There is no thinking of religions without their sonic properties, and bodies in ritual make plenty of sound. They move, feet dragging across floors or stamping out rhythm on them. Joints crack, hands clap. Small moans escape the throat unconsciously, and vocalisms consciously. A floor-board creaks, a microphone feeds back. The intentionality of such actions in the ritual space is motivated and accompanied by the sense that by undertaking them one enters the presence of the sacred. Sound is a producer of or vehicle for these heightened moments, and a mode of response to them. In the felt, embodied, immersive sounds of religions, sound is no mere vehicle but instead is experienced as the constitutive element of ritual in motion, and its expressive sacrality.

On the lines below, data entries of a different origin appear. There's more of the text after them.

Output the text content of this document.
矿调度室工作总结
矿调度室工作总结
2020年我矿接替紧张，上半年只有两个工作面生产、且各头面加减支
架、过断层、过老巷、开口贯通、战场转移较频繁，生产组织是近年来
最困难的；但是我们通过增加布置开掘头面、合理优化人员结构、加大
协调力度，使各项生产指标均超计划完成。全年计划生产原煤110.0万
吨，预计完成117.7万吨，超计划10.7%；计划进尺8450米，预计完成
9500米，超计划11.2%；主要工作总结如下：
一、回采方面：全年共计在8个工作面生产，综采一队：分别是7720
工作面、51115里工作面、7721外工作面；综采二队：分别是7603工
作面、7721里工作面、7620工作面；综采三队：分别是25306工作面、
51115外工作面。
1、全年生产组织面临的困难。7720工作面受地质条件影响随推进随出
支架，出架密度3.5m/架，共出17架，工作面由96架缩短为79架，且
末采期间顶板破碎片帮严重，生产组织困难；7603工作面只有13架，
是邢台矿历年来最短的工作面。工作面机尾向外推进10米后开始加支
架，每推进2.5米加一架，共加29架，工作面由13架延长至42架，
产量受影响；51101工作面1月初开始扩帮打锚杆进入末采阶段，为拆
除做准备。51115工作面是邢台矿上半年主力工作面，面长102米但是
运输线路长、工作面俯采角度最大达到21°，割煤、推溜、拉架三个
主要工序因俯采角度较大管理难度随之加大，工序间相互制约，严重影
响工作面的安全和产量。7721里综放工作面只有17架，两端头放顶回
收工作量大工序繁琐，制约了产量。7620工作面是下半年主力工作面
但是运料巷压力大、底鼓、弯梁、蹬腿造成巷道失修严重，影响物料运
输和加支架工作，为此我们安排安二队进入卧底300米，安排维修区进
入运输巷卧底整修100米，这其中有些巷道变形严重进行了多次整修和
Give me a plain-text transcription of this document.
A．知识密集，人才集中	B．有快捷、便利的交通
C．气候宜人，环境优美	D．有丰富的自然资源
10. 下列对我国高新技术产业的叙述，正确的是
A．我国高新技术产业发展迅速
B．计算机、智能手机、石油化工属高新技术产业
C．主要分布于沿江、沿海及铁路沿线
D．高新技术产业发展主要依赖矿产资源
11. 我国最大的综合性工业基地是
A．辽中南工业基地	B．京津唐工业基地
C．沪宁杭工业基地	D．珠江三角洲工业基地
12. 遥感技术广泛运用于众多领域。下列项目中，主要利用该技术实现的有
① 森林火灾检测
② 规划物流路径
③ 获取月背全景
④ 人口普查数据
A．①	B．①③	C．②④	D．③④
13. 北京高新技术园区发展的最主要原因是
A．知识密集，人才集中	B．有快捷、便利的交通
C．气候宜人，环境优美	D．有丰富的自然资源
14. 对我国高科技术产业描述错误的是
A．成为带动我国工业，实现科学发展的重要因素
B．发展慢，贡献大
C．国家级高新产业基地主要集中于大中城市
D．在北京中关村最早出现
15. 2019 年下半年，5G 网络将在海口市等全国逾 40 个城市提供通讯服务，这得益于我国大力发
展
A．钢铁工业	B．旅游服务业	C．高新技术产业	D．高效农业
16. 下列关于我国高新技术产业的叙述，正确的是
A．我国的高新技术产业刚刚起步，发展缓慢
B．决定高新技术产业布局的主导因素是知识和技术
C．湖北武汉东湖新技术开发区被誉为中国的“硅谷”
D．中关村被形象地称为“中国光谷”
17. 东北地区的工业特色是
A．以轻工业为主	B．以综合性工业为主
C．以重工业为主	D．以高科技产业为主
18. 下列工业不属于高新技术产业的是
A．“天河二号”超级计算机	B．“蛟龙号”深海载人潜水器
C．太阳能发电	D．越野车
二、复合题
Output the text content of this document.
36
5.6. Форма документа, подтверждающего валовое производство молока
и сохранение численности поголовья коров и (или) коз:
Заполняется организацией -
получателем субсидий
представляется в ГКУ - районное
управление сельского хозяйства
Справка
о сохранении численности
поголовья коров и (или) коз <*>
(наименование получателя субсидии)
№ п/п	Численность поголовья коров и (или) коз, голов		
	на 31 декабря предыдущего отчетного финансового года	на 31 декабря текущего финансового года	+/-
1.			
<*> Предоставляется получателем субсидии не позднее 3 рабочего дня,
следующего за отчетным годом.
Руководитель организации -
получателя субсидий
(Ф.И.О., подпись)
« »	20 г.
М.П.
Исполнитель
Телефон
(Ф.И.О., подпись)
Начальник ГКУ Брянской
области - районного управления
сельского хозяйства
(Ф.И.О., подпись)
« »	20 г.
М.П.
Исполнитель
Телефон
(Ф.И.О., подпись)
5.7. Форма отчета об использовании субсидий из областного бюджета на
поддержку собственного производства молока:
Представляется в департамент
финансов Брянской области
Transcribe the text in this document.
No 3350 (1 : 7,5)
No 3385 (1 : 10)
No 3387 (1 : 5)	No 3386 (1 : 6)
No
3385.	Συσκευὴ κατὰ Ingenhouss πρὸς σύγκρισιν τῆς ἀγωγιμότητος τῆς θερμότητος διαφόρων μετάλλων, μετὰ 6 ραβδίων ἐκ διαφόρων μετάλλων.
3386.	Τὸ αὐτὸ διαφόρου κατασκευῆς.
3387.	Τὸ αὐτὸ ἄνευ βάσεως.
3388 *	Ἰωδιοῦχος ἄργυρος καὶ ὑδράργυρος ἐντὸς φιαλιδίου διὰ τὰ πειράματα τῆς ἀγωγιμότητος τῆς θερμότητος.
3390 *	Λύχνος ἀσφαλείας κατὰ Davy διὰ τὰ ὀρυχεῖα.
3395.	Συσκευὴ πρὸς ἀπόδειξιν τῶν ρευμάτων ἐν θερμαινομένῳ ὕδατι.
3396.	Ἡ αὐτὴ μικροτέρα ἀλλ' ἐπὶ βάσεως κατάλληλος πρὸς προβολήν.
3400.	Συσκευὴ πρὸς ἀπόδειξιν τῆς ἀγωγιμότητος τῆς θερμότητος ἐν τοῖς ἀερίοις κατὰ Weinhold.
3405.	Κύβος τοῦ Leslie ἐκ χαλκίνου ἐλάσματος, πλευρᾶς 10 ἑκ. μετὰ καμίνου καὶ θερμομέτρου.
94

This is not the place for a comprehensive survey of ritual experimentation and sound in American religions. But a brief overview of these expressions situates spirits rejoicing in the broad range of American religious experimentation. Ritual is, as Catherine Albanese writes, "the site for embodied spirituality." It is thus nearly ubiquitous in American religion, in the dances, offerings, and dream reenactments of Native Americans; the displays of Puritan "visible saints"; the improvised enthusiasms of the early revivals; the ritual dramas of emergent "civil religion" in the mid-nineteenth century; the expressive cultures of African American Protestantism; the liturgical reconfigurations of nineteenth-century Catholicism and Judaism; in abstentions and indulgences, altar calls and astral travel, parades and faith healing, direct action and therapeutics. Religious rituals dramatize and commemorate. They reinforce or sometimes suspend the lessons of authority. They discipline the body or deliver it into new states of ecstasy or transformed consciousness. They establish settings and sounds enabling performers to become "mediums of the gods" or to undergo "ceremonial possession" for a time. They are the vector and the substance of improvisations on identity and community.